My work is a constant metamorphosis of myself as I learn and grow and change—my visual representation of my life through someone else’s. And although constantly shifting and changing, my purpose in photography is still the same.
Artist Statement
Friday, March 20, 2009
Art and Photography
Thursday, March 12, 2009
Unrefined
The beginning of my fashion design journey, started with costuming. My enthusiasm for costuming was fueled by attending anime conventions and wanting to dress up like certain video game or anime characters (cosplay). As my skills grew, my desire for creating original designs grew with it. A few years after I discovered cosplay, I stumbled into the world of Elegant Gothic Lolita, which is a subculture fashion trend in Japan. I religiously searched the web for any and all examples of this newfound love and discovered other Japanese fashions, ones I loved just as much if not more than EGL.
I delved deeper and deeper into the fashion trend, but I never found my niche. After exhausting myself in the rigid and strict rules of Lolita design, I exploded. In order to free my mind from the structure of my EGL designs, I tore apart a yard of red velvet and collaged it onto my dress form. I wanted to be free of patterns and embrace raw edges; I wanted to be as far from Lolita as possible. I wish it had been that easy. After fussing with my ‘dress collage’ for weeks, I was so frustrated I put it aside. A month went by, two months, three, six. It loomed over me, taunting me on my dress form. I refused to make anything new until I had conquered this ‘Red Beast’. (Yes, I had named it so, and it still retains the title.)

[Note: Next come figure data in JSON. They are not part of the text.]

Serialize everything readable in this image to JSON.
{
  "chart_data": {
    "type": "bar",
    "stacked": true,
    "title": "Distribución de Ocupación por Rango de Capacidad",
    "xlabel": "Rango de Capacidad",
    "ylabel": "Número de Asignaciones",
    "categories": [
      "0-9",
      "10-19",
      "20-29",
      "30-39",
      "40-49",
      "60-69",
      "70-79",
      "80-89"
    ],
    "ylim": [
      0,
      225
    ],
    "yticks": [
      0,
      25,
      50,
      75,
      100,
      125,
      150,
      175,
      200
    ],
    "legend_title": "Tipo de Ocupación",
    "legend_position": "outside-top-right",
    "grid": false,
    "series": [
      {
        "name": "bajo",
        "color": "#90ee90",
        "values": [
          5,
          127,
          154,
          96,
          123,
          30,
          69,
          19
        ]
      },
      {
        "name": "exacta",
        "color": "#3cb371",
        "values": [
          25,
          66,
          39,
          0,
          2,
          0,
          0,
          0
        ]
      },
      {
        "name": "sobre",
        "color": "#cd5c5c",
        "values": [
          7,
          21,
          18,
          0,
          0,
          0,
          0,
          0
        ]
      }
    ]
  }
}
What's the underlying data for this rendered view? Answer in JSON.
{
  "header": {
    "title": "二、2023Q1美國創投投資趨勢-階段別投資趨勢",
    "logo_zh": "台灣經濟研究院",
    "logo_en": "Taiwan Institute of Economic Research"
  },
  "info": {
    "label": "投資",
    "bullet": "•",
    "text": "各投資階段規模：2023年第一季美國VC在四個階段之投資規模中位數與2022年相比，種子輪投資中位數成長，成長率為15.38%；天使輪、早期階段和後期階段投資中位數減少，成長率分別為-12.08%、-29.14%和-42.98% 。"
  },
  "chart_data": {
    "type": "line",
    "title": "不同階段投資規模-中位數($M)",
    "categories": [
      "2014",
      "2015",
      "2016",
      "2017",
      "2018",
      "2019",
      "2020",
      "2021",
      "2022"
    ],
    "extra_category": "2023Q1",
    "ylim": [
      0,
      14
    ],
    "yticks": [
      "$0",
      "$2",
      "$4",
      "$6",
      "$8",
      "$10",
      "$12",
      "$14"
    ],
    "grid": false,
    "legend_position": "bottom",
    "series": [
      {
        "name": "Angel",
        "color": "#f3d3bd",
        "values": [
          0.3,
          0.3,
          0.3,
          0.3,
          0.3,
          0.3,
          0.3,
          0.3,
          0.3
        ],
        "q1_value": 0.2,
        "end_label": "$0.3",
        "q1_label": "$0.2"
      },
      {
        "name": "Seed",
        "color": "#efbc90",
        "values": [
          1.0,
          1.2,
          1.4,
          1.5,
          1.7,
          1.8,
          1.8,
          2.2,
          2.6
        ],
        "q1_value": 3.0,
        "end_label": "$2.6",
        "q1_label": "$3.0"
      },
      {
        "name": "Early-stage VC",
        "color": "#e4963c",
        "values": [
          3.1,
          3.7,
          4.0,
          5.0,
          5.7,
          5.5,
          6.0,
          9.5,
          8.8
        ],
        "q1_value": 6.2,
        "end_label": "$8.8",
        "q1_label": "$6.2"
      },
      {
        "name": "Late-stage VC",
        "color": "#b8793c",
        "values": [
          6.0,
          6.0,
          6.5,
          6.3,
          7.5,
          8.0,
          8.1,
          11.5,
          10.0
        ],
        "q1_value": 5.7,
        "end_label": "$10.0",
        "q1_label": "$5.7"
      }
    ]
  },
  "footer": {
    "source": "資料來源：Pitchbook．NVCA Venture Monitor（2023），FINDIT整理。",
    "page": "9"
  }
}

I had had it. The Red Beast had kept me at bay for too long. The next few weeks were spent battling with the voice in fashion that I was so driven to discover, and it was embodied in a red velvet dress. I never felt completely victorious over my Red Beast; I blame that on my perfectionist nature. It didn’t turn out exactly as I had envisioned, but we now have a working, even friendly relationship. I no longer try to control the Red Beast’s ‘look’; instead I let myself be influenced by it’s ‘Unrefined’ nature.
Now I look for new materials that inspire me to cut up and collage together for my line of Unrefined.